Mailing List Archives
Authenticated access
|
|
|
[Date Prev][Date Next][Thread Prev][Thread Next][Date Index][Thread Index]
Re: [Condor-users] Condor Group Drive me Crazy.......
- Date: Mon, 14 Nov 2011 20:37:09 +0100
- From: Lukas Slebodnik <slebodnik@xxxxxxxx>
- Subject: Re: [Condor-users] Condor Group Drive me Crazy.......

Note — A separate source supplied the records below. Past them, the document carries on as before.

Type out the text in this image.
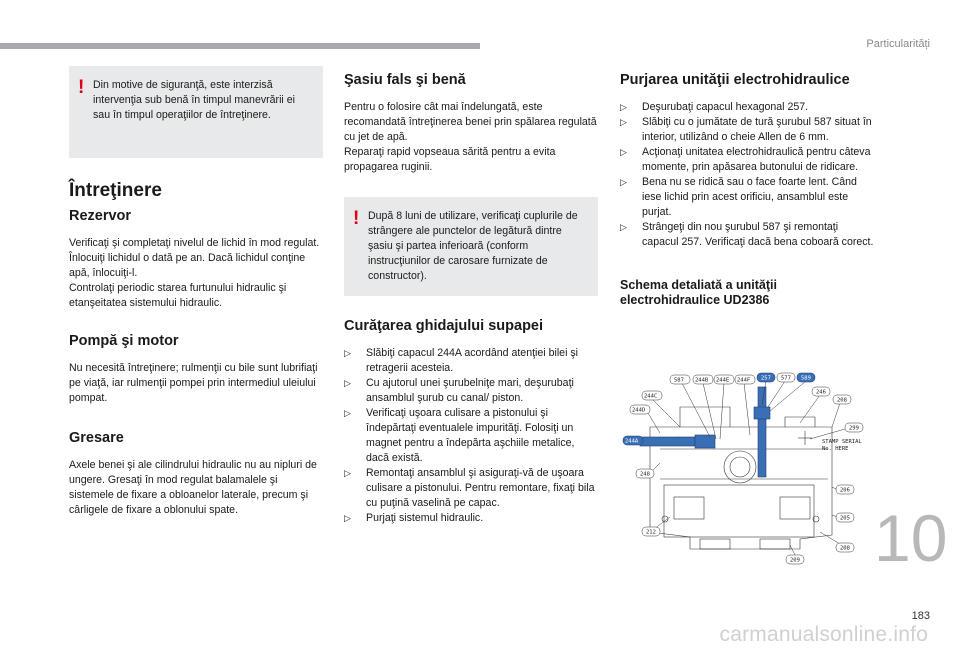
Particularități
! Din motive de siguranţă, este interzisă intervenţia sub benă în timpul manevrării ei sau în timpul operaţiilor de întreţinere.
Întreţinere
Rezervor

Verificaţi şi completaţi nivelul de lichid în mod regulat. Înlocuiţi lichidul o dată pe an. Dacă lichidul conţine apă, înlocuiţi-l.

Controlaţi periodic starea furtunului hidraulic şi etanşeitatea sistemului hidraulic.

Pompă şi motor

Nu necesită întreţinere; rulmenţii cu bile sunt lubrifiaţi pe viaţă, iar rulmenţii pompei prin intermediul uleiului pompat.

Gresare

Axele benei şi ale cilindrului hidraulic nu au nipluri de ungere. Gresaţi în mod regulat balamalele şi sistemele de fixare a obloanelor laterale, precum şi cârligele de fixare a oblonului spate.

Şasiu fals şi benă

Pentru o folosire cât mai îndelungată, este recomandată întreţinerea benei prin spălarea regulată cu jet de apă.

Reparaţi rapid vopseaua sărită pentru a evita propagarea ruginii.

! După 8 luni de utilizare, verificaţi cuplurile de strângere ale punctelor de legătură dintre şasiu şi partea inferioară (conform instrucţiunilor de carosare furnizate de constructor).
Curăţarea ghidajului supapei
▷ Slăbiţi capacul 244A acordând atenţiei bilei şi retragerii acesteia.
▷ Cu ajutorul unei şurubelniţe mari, deşurubaţi ansamblul şurub cu canal/ piston.
▷ Verificaţi uşoara culisare a pistonului şi îndepărtaţi eventualele impurităţi. Folosiţi un magnet pentru a îndepărta aşchiile metalice, dacă există.
▷ Remontaţi ansamblul şi asiguraţi-vă de uşoara culisare a pistonului. Pentru remontare, fixaţi bila cu puţină vaselină pe capac.
▷ Purjaţi sistemul hidraulic.
Purjarea unităţii electrohidraulice
▷ Deşurubaţi capacul hexagonal 257.
▷ Slăbiţi cu o jumătate de tură şurubul 587 situat în interior, utilizând o cheie Allen de 6 mm.
▷ Acţionaţi unitatea electrohidraulică pentru câteva momente, prin apăsarea butonului de ridicare.
▷ Bena nu se ridică sau o face foarte lent. Când iese lichid prin acest orificiu, ansamblul este purjat.
▷ Strângeţi din nou şurubul 587 şi remontaţi capacul 257. Verificaţi dacă bena coboară corect.
Schema detaliată a unităţii electrohidraulice UD2386
587 244B 244E 244F 257 577 589
244C
246
208
244D
299
244A	STAMP SERIAL
No. HERE
248
206
205
212
208
209 10
183
carmanualsonline.info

On Mon, Nov 14, 2011 at 06:43:15PM +0200, Sassy Natan wrote:
> Hi Joe,
>
> Well yes this is true...
> When setting the GROUP_ACCEPT_SURPLUS_* to FALSE jobs doesn't leap outside
> the quota limit.
>
> However, Since this configuration use Sub Groups I expect to have dynamic
> allocation inside the group.
> So in my configuration:
>
> GROUP_QUOTA_group_vcs = 13
> GROUP_QUOTA_group_vcs.design_single = 4
> GROUP_QUOTA_group_vcs.design_list = 1
> GROUP_QUOTA_group_vcs.verification_single = 5
> GROUP_QUOTA_group_vcs.verification_list = 3
>
>
> The VCS group has limit of 13 slots right?
>
> So when someone from the vcs.verification_single send a Job (queue 30) -
> and the pool is clean (no jobs at the moment) the number of current running
> jobs should be 13 (17 in idle)
> This in fact what happen when I submit the job. But once a send a new job (
> queue 30) - from the verification_list I would expect that at least 3 jobs
> will run right away, causing 3 jobs from the vcs.verification_single group
> to be preempted or killed.
Just one note, you have next three lines in your local configuration file
(from previous mail)
SUSPEND = FALSE
PREEMPT = FALSE
KILL = FALSE
This is a reason, why jobs will not be preempted or killed.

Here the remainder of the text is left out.